Maalexi is developing what it describes as the world’s first regulated real-world asset (RWA) agricultural exchange, designed to improve verification, standardisation, and transparency in cross-border agricultural trade.

“At Tawuniya, we back businesses that strengthen financial infrastructure and improve market resilience,” said Fahad Bin Muammar, Chief Investment Officer of Tawuniya.

“Maalexi has built a disciplined, risk-focused platform that connects physical agricultural trade with emerging digital asset infrastructure. We believe its regulated exchange model can improve transparency, efficiency and market access across global agricultural trade.”

“This funding round marks an important milestone for Maalexi,” said Dr. Azam Pasha, Co-founder and CEO of Maalexi.

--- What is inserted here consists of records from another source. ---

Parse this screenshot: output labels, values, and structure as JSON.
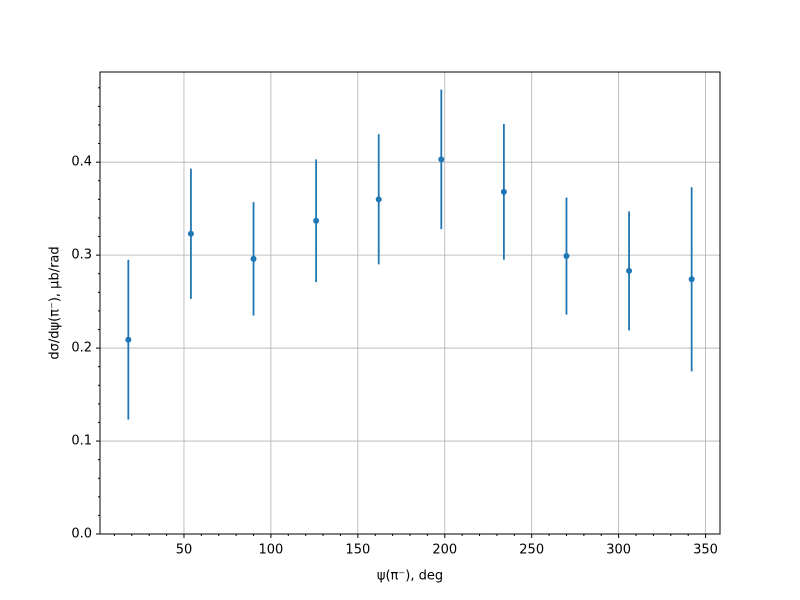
{
  "chart_data": {
    "type": "errorbar",
    "xlabel": "ψ(π⁻), deg",
    "ylabel": "dσ/dψ(π⁻), μb/rad",
    "x": [
      18,
      54,
      90,
      126,
      162,
      198,
      234,
      270,
      306,
      342
    ],
    "values": [
      0.209,
      0.323,
      0.296,
      0.337,
      0.36,
      0.403,
      0.368,
      0.299,
      0.283,
      0.274
    ],
    "errors": [
      0.086,
      0.07,
      0.061,
      0.066,
      0.07,
      0.075,
      0.073,
      0.063,
      0.064,
      0.099
    ],
    "color": "#1f77b4",
    "xlim": [
      1.7,
      358.3
    ],
    "ylim": [
      0,
      0.497
    ],
    "xticks": [
      50,
      100,
      150,
      200,
      250,
      300,
      350
    ],
    "yticks": [
      {
        "value": 0,
        "label": "0.0"
      },
      0.1,
      0.2,
      0.3,
      0.4
    ],
    "xminorticks": [
      10,
      20,
      30,
      40,
      60,
      70,
      80,
      90,
      110,
      120,
      130,
      140,
      160,
      170,
      180,
      190,
      210,
      220,
      230,
      240,
      260,
      270,
      280,
      290,
      310,
      320,
      330,
      340
    ],
    "yminorticks": [
      0.02,
      0.04,
      0.06,
      0.08,
      0.12,
      0.14,
      0.16,
      0.18,
      0.22,
      0.24,
      0.26,
      0.28,
      0.32,
      0.34,
      0.36,
      0.38,
      0.42,
      0.44,
      0.46,
      0.48
    ],
    "grid": true
  }
}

“Tawuniya’s leadership reflects growing institutional confidence in our platform and the opportunity to modernise agricultural trade infrastructure. Over the past three years, we have demonstrated that physical agricultural trade can be verified, standardised, and executed with lower risk. We are now building the exchange layer on top of that foundation.”

Over 36 months of live operations, Maalexi has built a verification and risk management layer for physical agricultural trade, reporting measurable results across four markets—the UAE, Saudi Arabia, India, and the United States—including a 70% repeat customer rate and more than 4,000 smart contracts executed, recorded on the Avalanche L1 blockchain. The company has also published three patents with the USPTO, with three more currently under review this year.

Maalexi says this operational base underpins its exchange model. It argues that cross-border agricultural commodity markets have historically lacked a viable exchange framework due to fragmented supply chains, limited verification, and a lack of standardisation in physical trade.